My birthday passed with little fanfare a couple of weeks ago. No hoopla, no celebration, no criminal activity, just some quiet desperation, as Thoreau would say. To cheer myself up, I decided to go online and see who else was born that day.
Most of them were younger than me (I should say “than I” but it doesn’t sound right, and I don’t want you to think I’m a grammar fanatic.) The ones who weren’t younger than me/I were generally dead and had passed into history and hopefully the sweet hereafter.
It must have been a popular birth date for celebrities. The list of famous people included Dylan Conrique, Pokediger1, Ty Dolla Sign, SallyGreenGamer, Uno The Activist and a dog named Frank Pugan. First of all, who the heck are these people … and canines? Second, whatever happened to normal names like Tom Hanks, Julia Roberts and Jackie Chan? I didn’t know a single one of them, so it was a bit disconcerting to think I was born on the same day as a bunch of strange celebrities with equally strange names.
There are two people I’ve always admired who share my birthday. One was Margaret of Castello, a 14th-century Italian saint born blind and deformed who was abandoned as a child by her family. Even though she was homeless and forced to beg, she spent most of her 32 years of life caring for the sick, the suffering, the poor and the imprisoned.
The other was Thomas Jefferson. I often thought that being born on the same day as the third president of the United States meant I was destined for a higher purpose. Good thing I wasn’t born on Christmas.
The truth, however, is I never aspired to a career in politics. After being elected to the student council and serving one term, I refused to run for re-election and decided to pursue more productive endeavors like cutting lawns so I could make money to party.
Nevertheless, Thomas Jefferson has always been a guiding light. He was the Warren Buffett/Kanye West of his era, and his words have proved prophetic.
He once said, “I predict future happiness for Americans, if they can prevent the government from wasting the labors of the people under the pretense of taking care of them.” He obviously never lived in Connecticut. And you certainly remember what he said about our “inalienable rights to life, liberty and the pursuit of happiness.”
To the dismay of my family, I’ve always adhered to Jefferson’s motto “I cannot live without books.” My wife and daughters, on the other hand, thought the money could be better spent on a cruise to the Caribbean, another bathroom or an electric garage door opener.
One lesser-known Jefferson quote, which appeared in a letter to his friend William Hamilton, is: “I never considered a difference of opinion in politics, in religion or in philosophy, as cause for withdrawing from a friend.”
Think about those words. We Americans are on the eve of self-destruction. We’re clawing one another’s eyes out over political views. Self-righteousness, anger and hysteria are dividing families and friends, all because we’re possessed by partisanship. (Last Thanksgiving, my coworker’s sister kicked her out of the house because of her political views.)
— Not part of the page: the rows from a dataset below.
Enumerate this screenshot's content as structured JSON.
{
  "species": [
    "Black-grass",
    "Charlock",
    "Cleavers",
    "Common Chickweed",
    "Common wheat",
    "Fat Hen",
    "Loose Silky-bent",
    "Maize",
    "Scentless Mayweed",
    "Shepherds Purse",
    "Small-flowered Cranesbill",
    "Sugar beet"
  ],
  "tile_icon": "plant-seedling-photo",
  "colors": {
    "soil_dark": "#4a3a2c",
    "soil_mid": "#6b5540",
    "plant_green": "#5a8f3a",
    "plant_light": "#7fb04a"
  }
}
In his letter, Jefferson also told Hamilton: “I am happy to find you as clear of political antipathies as I am.” That’s great advice for Democrats and Republicans alike.
Even though I didn’t cut it on the student council, I know family and friends are more important than politics. Politicians come and go, but family and friends should be forever. Furthermore, the foundation of democracy is that people with diverse views can have civil discourse, agree to disagree and coexist. Another great thinker — my mother — often told me, “You’re entitled to your opinion … even if it’s wrong.”
Or as they say in 12 Step programs, “Live and let live,” and the world will be a better place.